Three honest critiques:

  1. Factor investing has an academic case. The MMM approach explicitly ignores the well-documented factor premiums for value, profitability, momentum and quality. See our factor investing introduction for the case. Adding a modest factor tilt is defensible even if MMM doesn't endorse it.

  2. 100% equities at retirement is too aggressive for most people. The MMM template needs a glidepath into bonds during the pre-retirement years. Pure 100% equities through age 60 has historically had better terminal wealth but worse worst-case outcomes — a trade-off most retirees don't want.

  3. The 4% withdrawal rate is calibrated for 30 years, not 50. Pure MMM doesn't always engage with the longer horizon problem for genuinely early retirees. For 50+ year retirements, a more conservative 3.5% rate is closer to the right anchor (see our 3.5% rule article).

The bottom line

If you took only one piece of investment advice into your FIRE journey, "low-cost global index fund, hold through volatility, don't tinker" would be a defensible choice.
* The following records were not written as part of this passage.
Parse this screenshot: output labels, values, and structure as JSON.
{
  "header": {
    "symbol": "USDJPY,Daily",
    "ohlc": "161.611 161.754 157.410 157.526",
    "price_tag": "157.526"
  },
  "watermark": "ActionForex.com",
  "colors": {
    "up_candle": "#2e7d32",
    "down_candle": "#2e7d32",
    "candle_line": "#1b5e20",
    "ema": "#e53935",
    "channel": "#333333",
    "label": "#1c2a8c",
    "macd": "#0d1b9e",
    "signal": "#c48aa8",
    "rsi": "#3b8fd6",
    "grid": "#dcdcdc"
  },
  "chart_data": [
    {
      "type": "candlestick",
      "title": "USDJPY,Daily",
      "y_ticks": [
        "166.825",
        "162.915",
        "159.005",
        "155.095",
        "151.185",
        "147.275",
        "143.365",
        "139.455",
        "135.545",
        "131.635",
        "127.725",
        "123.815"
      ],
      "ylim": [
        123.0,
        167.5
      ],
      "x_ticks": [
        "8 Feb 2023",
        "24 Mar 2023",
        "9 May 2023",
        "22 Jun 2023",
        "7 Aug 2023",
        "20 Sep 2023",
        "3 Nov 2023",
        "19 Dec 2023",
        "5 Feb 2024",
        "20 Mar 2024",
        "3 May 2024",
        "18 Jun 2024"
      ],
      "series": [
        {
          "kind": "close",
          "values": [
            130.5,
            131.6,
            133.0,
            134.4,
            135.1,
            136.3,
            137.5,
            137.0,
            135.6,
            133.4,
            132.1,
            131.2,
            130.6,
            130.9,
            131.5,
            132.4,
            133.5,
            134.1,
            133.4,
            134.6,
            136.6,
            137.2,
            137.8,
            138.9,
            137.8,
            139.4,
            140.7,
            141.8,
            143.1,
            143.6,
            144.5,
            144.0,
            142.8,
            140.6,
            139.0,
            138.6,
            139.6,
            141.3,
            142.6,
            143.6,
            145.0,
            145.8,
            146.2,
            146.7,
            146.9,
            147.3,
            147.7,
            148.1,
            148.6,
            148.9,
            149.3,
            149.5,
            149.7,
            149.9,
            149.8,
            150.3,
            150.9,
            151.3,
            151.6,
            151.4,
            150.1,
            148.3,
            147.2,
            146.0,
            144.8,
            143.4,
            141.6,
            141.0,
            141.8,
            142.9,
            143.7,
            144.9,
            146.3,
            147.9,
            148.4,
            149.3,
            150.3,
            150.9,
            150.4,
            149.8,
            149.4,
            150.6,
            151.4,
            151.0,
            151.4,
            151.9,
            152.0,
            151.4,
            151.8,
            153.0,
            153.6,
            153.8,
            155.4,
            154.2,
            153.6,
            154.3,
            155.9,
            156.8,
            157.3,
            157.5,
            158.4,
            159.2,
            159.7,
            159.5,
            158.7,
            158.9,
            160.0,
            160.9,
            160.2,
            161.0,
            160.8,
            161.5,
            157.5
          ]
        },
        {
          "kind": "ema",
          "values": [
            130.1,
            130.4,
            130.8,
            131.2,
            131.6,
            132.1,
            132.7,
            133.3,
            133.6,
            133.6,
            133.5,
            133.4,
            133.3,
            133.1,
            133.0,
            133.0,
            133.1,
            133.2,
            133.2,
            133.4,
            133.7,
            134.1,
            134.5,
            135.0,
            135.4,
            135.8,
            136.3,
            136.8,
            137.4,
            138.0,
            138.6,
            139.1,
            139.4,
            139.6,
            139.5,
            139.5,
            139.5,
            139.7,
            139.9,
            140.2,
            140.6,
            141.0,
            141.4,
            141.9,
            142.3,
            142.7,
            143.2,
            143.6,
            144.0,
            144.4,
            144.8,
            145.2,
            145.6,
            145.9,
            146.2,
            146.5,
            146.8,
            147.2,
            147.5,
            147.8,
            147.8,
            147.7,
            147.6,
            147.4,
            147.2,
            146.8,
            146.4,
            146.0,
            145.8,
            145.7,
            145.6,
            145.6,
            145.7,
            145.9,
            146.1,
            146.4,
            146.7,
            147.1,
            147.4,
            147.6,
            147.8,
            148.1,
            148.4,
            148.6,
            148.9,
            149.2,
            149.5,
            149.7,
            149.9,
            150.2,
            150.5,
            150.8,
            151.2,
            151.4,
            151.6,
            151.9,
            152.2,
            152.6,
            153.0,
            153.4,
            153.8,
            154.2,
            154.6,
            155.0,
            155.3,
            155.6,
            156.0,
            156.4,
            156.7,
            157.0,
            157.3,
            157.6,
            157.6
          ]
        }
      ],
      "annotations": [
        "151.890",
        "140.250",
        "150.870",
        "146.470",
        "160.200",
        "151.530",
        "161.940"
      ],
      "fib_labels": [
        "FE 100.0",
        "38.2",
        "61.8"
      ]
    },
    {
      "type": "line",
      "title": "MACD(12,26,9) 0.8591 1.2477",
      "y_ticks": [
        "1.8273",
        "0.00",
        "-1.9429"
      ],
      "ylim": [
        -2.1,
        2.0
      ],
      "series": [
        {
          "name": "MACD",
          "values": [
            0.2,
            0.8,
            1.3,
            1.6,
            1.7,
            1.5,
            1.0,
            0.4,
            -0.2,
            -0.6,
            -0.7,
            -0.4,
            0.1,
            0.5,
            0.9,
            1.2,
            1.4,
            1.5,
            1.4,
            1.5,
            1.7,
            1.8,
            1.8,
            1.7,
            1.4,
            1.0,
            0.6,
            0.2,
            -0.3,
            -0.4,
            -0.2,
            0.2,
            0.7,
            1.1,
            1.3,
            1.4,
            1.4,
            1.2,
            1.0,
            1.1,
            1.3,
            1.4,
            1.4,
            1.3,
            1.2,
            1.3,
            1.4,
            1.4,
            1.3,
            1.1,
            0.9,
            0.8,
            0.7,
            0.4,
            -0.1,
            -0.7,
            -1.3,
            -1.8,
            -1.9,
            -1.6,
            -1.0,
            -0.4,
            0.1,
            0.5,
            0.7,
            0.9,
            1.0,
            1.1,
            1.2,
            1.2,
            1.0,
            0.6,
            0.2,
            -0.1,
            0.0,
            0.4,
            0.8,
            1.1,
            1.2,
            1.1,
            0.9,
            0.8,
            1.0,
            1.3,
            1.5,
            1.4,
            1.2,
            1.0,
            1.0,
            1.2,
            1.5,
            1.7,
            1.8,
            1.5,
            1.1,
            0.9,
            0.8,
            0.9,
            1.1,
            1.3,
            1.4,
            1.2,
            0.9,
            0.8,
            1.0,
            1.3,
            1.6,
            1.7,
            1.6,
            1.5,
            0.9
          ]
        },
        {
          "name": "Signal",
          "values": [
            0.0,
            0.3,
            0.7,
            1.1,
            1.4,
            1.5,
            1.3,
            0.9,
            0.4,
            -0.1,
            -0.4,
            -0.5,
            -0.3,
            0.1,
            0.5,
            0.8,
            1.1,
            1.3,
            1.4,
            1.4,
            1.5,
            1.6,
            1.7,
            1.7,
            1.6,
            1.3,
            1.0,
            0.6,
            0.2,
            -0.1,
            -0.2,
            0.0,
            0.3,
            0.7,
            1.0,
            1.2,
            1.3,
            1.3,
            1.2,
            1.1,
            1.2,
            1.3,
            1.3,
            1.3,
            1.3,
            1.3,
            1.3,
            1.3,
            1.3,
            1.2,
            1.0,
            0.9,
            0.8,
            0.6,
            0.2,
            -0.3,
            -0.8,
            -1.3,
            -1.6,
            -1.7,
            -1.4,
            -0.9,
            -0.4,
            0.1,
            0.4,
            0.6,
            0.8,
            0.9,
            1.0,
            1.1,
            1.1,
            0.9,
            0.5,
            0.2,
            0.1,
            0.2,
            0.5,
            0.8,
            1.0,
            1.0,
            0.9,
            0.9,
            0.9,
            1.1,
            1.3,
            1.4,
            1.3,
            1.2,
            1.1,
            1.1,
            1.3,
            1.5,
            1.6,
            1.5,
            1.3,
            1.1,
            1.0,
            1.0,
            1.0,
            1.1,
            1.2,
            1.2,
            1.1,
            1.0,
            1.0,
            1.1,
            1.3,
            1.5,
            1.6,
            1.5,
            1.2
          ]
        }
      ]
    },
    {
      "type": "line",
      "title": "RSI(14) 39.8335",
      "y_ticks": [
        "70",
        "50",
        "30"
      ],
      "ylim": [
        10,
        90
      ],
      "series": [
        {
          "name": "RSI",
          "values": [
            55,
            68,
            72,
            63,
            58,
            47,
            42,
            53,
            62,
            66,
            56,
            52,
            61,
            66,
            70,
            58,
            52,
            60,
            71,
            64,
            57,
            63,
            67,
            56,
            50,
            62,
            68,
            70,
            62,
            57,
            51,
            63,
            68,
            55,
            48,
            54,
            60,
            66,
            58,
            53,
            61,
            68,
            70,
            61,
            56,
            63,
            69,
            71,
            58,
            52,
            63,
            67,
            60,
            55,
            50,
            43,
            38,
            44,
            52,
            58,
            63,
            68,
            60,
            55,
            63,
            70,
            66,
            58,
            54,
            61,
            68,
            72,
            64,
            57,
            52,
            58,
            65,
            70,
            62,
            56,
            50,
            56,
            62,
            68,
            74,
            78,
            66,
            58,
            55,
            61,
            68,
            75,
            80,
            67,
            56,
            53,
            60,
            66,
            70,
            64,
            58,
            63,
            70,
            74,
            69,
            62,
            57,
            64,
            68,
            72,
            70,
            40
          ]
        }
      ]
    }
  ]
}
It captures roughly 95% of the available long-run equity return at minimum cost and minimum behavioural risk.

The MMM philosophy may not be the optimal portfolio in any theoretical sense. It's something more useful: the portfolio most retail investors can actually execute over 20+ years without sabotaging themselves. That's the binding constraint, and Adeney was right to focus on it.

Test how a pure-market portfolio compares to alternatives (factor tilts, bond glidepaths) in our simulator. The differences are often smaller than people expect — but always real.

Frequently asked questions

Should everyone follow MMM's allocation?
Probably not literally — 100% equities is too volatile for many. But the principles (low fees, broad diversification, ignore the noise) apply universally.
What about factor tilts?
MMM mostly ignores them. Factor advocates argue that's leaving money on the table. The case for factors is in our [factor investing series](/blog/what-is-factor-investing).
How does this work in a UK ISA vs a US Roth IRA?
Almost identically. Buy a global equity index ETF, hold, ignore. The tax wrapper differs but the underlying philosophy translates cleanly between the two systems.